Who’d saved herself by betraying someone else. Ruth. Who’d been forced to face a terrible truth. She was a coward.

She’d have turned in the Jews hiding in her attic.

She’d have named names to McCarthy.

She’d have pointed out heretics to the Inquisition, to avoid the flames and save herself.

And she’d almost certainly have looked at the crosses on a distant hill and whispered “Gethsemane” into a Roman ear.

And then she’d have sat down and wept.

*   *   *

“No, I didn’t go to Jane’s,” said Ruth. “I was too ashamed. I needed to be by myself.”

“So you stayed here?” Jean-Guy asked. “You drew the curtains and locked the door and stayed in your home.”

“At first.”

“And then?”

“My God,” said Monsieur Béliveau to Ruth. “He must’ve seen.”

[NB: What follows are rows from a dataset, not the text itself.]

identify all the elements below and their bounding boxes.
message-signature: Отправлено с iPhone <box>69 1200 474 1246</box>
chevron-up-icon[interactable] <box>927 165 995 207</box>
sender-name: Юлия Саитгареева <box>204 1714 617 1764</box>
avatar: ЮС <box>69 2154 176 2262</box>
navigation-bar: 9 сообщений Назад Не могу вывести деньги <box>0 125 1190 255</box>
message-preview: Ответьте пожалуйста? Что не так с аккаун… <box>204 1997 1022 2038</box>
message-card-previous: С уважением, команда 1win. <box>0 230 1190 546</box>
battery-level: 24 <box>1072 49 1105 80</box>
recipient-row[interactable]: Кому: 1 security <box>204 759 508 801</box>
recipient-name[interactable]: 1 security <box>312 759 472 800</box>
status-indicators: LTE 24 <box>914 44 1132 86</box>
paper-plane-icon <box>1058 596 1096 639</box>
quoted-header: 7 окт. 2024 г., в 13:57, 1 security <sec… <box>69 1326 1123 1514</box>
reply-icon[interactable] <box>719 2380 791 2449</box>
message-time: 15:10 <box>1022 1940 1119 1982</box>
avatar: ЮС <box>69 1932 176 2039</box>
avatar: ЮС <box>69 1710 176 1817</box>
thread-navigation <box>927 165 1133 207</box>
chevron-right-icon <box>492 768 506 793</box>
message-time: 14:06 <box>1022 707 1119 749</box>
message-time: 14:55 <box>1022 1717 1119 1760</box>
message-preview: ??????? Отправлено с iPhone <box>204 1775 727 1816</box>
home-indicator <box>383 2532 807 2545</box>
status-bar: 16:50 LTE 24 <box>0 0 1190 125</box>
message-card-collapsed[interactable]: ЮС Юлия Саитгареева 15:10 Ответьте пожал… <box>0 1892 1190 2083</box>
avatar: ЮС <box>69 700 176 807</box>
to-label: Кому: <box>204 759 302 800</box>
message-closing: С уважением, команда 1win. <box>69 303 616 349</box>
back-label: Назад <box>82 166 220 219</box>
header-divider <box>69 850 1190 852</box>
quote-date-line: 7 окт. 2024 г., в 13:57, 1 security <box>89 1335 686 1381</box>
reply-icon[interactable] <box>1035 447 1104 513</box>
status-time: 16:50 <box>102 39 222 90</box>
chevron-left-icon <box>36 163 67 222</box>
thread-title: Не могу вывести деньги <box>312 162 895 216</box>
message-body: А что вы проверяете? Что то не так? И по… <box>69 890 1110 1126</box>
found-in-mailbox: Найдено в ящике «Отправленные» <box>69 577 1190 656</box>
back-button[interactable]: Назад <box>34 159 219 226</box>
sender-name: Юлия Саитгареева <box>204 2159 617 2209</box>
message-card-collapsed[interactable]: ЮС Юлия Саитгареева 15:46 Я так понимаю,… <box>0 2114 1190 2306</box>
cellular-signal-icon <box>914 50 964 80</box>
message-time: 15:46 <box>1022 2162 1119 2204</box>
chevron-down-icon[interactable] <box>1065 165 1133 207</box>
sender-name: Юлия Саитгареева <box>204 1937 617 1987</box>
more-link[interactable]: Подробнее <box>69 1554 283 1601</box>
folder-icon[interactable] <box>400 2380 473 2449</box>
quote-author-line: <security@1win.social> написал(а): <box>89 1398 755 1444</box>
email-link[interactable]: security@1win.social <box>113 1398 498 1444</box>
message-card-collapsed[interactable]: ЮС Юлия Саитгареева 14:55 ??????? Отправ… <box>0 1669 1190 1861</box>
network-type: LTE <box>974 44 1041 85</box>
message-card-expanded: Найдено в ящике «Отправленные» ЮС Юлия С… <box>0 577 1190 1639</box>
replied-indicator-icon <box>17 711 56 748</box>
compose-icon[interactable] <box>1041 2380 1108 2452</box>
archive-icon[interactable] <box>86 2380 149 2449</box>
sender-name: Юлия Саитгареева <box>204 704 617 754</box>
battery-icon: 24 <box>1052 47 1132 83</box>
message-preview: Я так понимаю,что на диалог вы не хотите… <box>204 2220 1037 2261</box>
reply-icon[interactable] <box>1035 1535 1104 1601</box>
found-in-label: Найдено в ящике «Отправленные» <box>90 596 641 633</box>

“Seen what?” Jean-Guy demanded.

*   *   *

Gamache’s eyes moved on, swiftly now. Up the hill. Past the old schoolhouse.

And then his gaze stopped. And Armand Gamache started walking. Then running.

*   *   *

“The church,” said Beauvoir. “You went to St. Thomas’s. That’s what Fleming saw.”

He ran out of Ruth’s home. Gamache was already at the bottom of the wide wooden stairs. He took them two at a time. Beauvoir got there just as Gamache yanked open the large door to the small church.

“Where do you find milk?” Gamache asked, turning around only briefly to speak to Beauvoir.

“A church,” said Jean-Guy. “The milk in the play isn’t literal.”

“It’s a metaphor. For kindness and healing.”

Gamache was scanning the rows of wooden pews, the simple altar, the unadorned walls. More a chapel than a church.

“And forgiveness,” said Beauvoir. “You don’t find it in a hardware store, but you might find it here. Ruth came to St. Thomas’s after betraying Al Lepage. To pray for forgiveness. Looking for milk.”

“John Fleming was a churchgoing man. Enjoying his relationship with a God he mocked and taunted,” said Gamache. “He either followed her or had come here himself, for a moment of gloating, knowing what he’d done to her.”

They heard movement behind them as Ruth and Monsieur Béliveau arrived.

“Where did you sit?” Gamache asked her.